The first thing you should do is clear your browsing data and cache, as this can sometimes cause visual editor issues. Update the plugins you may be using for your buttons and try to disable them to see if those are the cause of your problems. And of course, you can always add a line of code in the wp-config.php file that will reset your buttons to the previous functional version.
It sounds scary, but a syntax error is usually nothing serious to worry about. It happens because the part of a code is placed incorrectly or contains the error itself. It could be a misplaced character or it could be the wrong modification of the code.
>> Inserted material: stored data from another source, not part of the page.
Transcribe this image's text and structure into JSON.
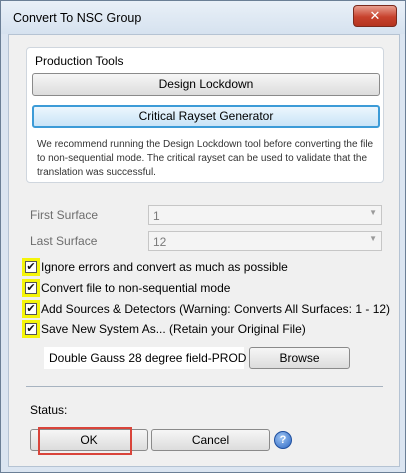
{
  "window": {
    "title": "Convert To NSC Group",
    "close_glyph": "✕"
  },
  "production_tools": {
    "label": "Production Tools",
    "design_lockdown_label": "Design Lockdown",
    "critical_rayset_label": "Critical Rayset Generator",
    "note": "We recommend running the Design Lockdown tool before converting the file to non-sequential mode. The critical rayset can be used to validate that the translation was successful."
  },
  "first_surface": {
    "label": "First Surface",
    "value": "1"
  },
  "last_surface": {
    "label": "Last Surface",
    "value": "12"
  },
  "options": [
    {
      "label": "Ignore errors and convert as much as possible",
      "checked": true
    },
    {
      "label": "Convert file to non-sequential mode",
      "checked": true
    },
    {
      "label": "Add Sources & Detectors (Warning: Converts All Surfaces: 1 - 12)",
      "checked": true
    },
    {
      "label": "Save New System As... (Retain your Original File)",
      "checked": true
    }
  ],
  "check_glyph": "✔",
  "save_as": {
    "filename": "Double Gauss 28 degree field-PROD",
    "browse_label": "Browse"
  },
  "status": {
    "label": "Status:"
  },
  "footer": {
    "ok_label": "OK",
    "cancel_label": "Cancel",
    "help_glyph": "?"
  },
  "colors": {
    "highlight_yellow": "#f5f50a",
    "ok_highlight_border": "#d9443a",
    "focus_blue": "#3c9bd7"
  }
}
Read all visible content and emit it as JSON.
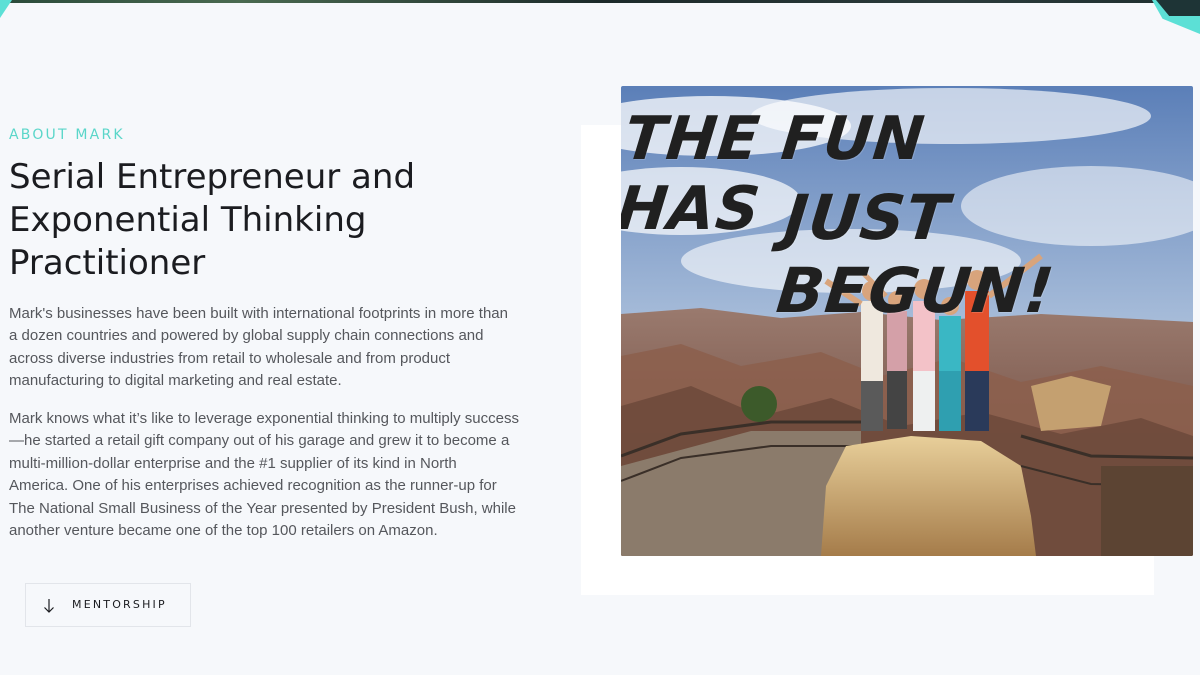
{
  "about": {
    "eyebrow": "ABOUT MARK",
    "headline": "Serial Entrepreneur and Exponential Thinking Practitioner",
    "paragraphs": [
      "Mark's businesses have been built with international footprints in more than a dozen countries and powered by global supply chain connections and across diverse industries from retail to wholesale and from product manufacturing to digital marketing and real estate.",
      "Mark knows what it’s like to leverage exponential thinking to multiply success—he started a retail gift company out of his garage and grew it to become a multi-million-dollar enterprise and the #1 supplier of its kind in North America. One of his enterprises achieved recognition as the runner-up for The National Small Business of the Year presented by President Bush, while another venture became one of the top 100 retailers on Amazon."
    ],
    "button_label": "MENTORSHIP",
    "button_icon": "arrow-down-icon"
  },
  "photo": {
    "caption_line_1": "THE FUN HAS",
    "caption_line_2": "JUST BEGUN!"
  },
  "colors": {
    "accent": "#5ad6c9",
    "background": "#f6f8fb",
    "heading": "#1b1c20",
    "body_text": "#55575c"
  }
}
Luckily, this error shows which file it appears in, as well as which line of the code is wrong. Sometimes it doesn’t show the exact line so make sure you double-check it with your FTP client and check before and after the indicated line.
404 Page Not Found Error
Error 404 happens when the user is unable to get access to a single post on their website and the rest of the sections and website elements are working properly. This issue is quite common and it usually occurs because of the Permalink settings.
According to our expert sources from Websitesdelivered, this issue can be dealt with very quickly as you only need to save changes to your permalink settings from your WordPress dashboard. This helps rewrite old rules and it solves page issues for all of the other 404 Errors that you may not have noticed yet.
So, there you have it, a list of the most common errors WordPress developers encounter. Some of these are quite easy to solve, and others are a bit more time-consuming, but what they all have in common is that there are various ways to solve them, and there is a different approach for each and every single one of these errors. The most important thing to keep in mind is not to panic, as the answer is probably very simple.